Saturday, September 08, 2012

Castlelaw Hill Fort and Penicuik


Entry for 8 September 2012:

For this week’s Saturday Adventure, we started out at Castlelaw Hill Fort, a bit south of Edinburgh, not too far from Rosslyn Chapel.  This is an iron age hill fort, from around 500 BCE, with at least two concentric ramparts and ditches still visible, especially from the hillside above and behind it.
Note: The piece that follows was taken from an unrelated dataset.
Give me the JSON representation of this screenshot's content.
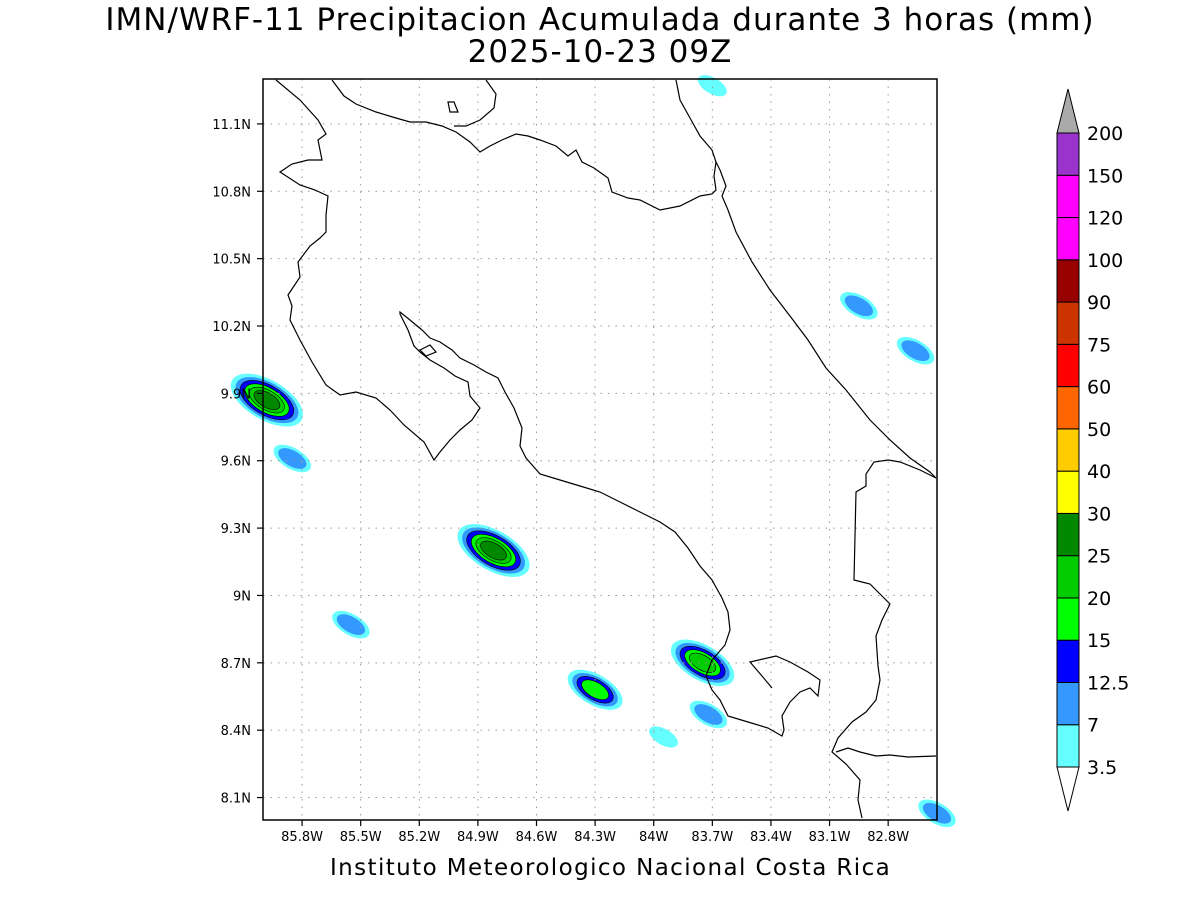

It’s perched on a ridge above Castlelaw Farm.  Just beyond is a military firing range, from which volleys of gunfire sounded every few minutes, making the sheep nervous.  The most interesting feature of this hill fort, however, is the earth house or partially-underground storage chamber built into the inner rampart in the early years of the common era, possibly used by the local people to store up grain for trade with the Romans.  We spent about an hour rambling about the site, walking the inner rampart, climbing the hill above, and watching the rows of military at their gunnery practice in the valley below.

Lately, we’ve been following up our visits to historical sites by picking a nearby local village or town to explore.  Today it was the town of Penicuik, just a few miles from Castlelaw.  The town is filled with shops with “penny” and “cooking” in their names, playing on the name of the place, which actually comes from “Pen-Y-Cog” in old Brythonic (the Celtic language from which modern Welsh is derived):  “Hill of the Cuckoo”: A wonderful name for a somewhat grey town that has clearly seen better times.  I kept imagining the cry of the cuckoo echoing through the place.

As we walked down the one block of the High Street, we stumbled, almost literally, into the annual Doors Open day at the Penicuik Town Hall, also known as the Cowan Institute, a 100-plus-year old community centre created to support and uplift the citizens of Penicuik, especially the workers in the papermills below along the River Esk.  “Paper mills?”, we said, as the bored volunteers rose to greet us with smiles (for we had come to provide entertainment for them in the waning minutes of their day-long stint).  “Oh yes!” said the bearded gentleman who attached himself to us in order to take us on an expedited tour of the place, and to bring us up to speed on the history of Penicuik, its famous papermills and the progressive social practices of Alexander Cowan. 

As usual, we got just the barest introduction to another interesting little Scottish town, enough to glimpse a richness unfolding fractally before us:  The closer you look, the more complexity you see, repeating level after level, all the way to the base of world, which is the lived experience of each individual living being in each moment, opening forever new but always the same.